Monday, Sep. 20, 1976

Sexual Dissent

Homosexual acts are intrinsically disordered and can in no way be approved of.

--Vatican Declaration on Sexual Ethics, January 1976

When the Congregation for the Doctrine of the Faith issued its 5,000-word statement on homosexuality, premarital sex and masturbation, it was responding in part to complaints that the church was not providing sufficient guidelines for sexual behavior and attitudes. Days later, Father John McNeill, a Jesuit priest and former teacher of moral theology at the now defunct Woodstock College and at Fordham University, won the designation Imprimi Potest (it can be printed) for a book strongly attacking the church's views on homosexuality. It had taken two years to win that designation, which is not an endorsement. Jesuit Superior General Pedro Arrupe had delayed publication while McNeill consulted scholars and revised the book to specify ways in which it differs from church teachings.

One-Night Stands. In the newly released book The Church and the Homosexual (Sheed Andrews and Mc-Meel), McNeill finds those teachings an intolerable burden. The Catholic Church advocates that a homosexual should try to become heterosexual and, if he fails, insists that he abstain from sex entirely because no homosexual act can be justified morally. McNeill maintains that such teaching results in "one-night stands" and "suffering, guilt and mental disorder." Instead, McNeill thinks the church should encourage "a mature homosexual relationship with one partner with the intention of fidelity," though he does not call this marriage.

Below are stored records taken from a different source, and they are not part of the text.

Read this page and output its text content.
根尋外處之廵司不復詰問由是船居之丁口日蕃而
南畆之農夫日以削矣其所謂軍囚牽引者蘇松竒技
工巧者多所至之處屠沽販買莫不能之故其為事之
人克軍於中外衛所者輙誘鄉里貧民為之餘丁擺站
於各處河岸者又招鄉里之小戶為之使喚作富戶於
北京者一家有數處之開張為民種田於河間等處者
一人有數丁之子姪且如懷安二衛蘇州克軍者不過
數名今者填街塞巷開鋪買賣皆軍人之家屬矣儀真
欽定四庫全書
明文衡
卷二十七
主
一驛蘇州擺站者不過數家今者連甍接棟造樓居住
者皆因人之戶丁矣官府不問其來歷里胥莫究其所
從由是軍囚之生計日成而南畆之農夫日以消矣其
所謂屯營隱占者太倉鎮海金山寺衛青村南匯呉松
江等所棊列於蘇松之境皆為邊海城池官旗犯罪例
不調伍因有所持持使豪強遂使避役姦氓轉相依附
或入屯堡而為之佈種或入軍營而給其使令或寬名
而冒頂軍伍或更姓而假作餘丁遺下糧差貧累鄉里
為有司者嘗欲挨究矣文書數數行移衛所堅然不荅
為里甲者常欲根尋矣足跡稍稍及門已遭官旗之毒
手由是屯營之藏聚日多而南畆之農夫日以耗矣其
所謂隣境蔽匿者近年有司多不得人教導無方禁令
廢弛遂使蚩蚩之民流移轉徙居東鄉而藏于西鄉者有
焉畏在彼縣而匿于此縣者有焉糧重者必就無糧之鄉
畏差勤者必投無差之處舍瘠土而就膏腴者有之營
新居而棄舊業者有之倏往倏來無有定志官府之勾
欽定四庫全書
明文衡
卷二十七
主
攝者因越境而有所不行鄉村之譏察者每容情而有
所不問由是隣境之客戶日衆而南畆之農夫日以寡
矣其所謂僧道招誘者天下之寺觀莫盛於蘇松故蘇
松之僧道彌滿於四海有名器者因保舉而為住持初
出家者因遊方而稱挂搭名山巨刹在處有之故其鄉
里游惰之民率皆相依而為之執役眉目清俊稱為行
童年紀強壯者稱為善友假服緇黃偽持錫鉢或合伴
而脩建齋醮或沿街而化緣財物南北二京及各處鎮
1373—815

McNeill denies that there is anything necessarily immoral about homosexual acts. The heart of his case is his reinterpretation of pertinent passages from the Bible, drawing on the work of other liberal scholars who say that condemnations of homosexuality were limited by the cultural context. Thus when the Law of Moses states, "You shall not lie with a male as with a woman; it is an abomination," McNeill treats this as a protest against use of homosexuality in pagan rites. When St. Paul fulminates against "men committing shameless acts with men," McNeill reads it as opposition only to homosexual activity by people who are naturally heterosexual. The ambiguous story in Genesis 19, he says, means that Sodom was destroyed not for practicing sodomy but for its "inhospitality" to strangers.

The Catholic Church has traditionally opposed birth control because each sexual act should be open to procreation. Many leading moral theologians now question that contention, and McNeill says their logic should lead them to re-study homosexuality, which has also been condemned because it contravenes the purpose of procreation. Curiously however, McNeill uses something of a natural-law argument of his own. "God so created humans that their sexuality is not determined by their biology," he writes. Therefore "the homosexual condition is according to the will of God."

McNeill admits he has a "homosexual orientation" that he became aware of only after ordination, but he is committed to honoring his priestly vow of chastity. He is currently training to become a psychotherapist and plans to work primarily with homosexuals, while remaining a priest. He hopes that his book, along with organizations like the Roman Catholic Dignity, which he helped found, will at least provoke discussion and at best create new attitudes. "Once the church is aware of the destructive impact of its policies on hundreds of thousands of lives," he says, "it will have to change."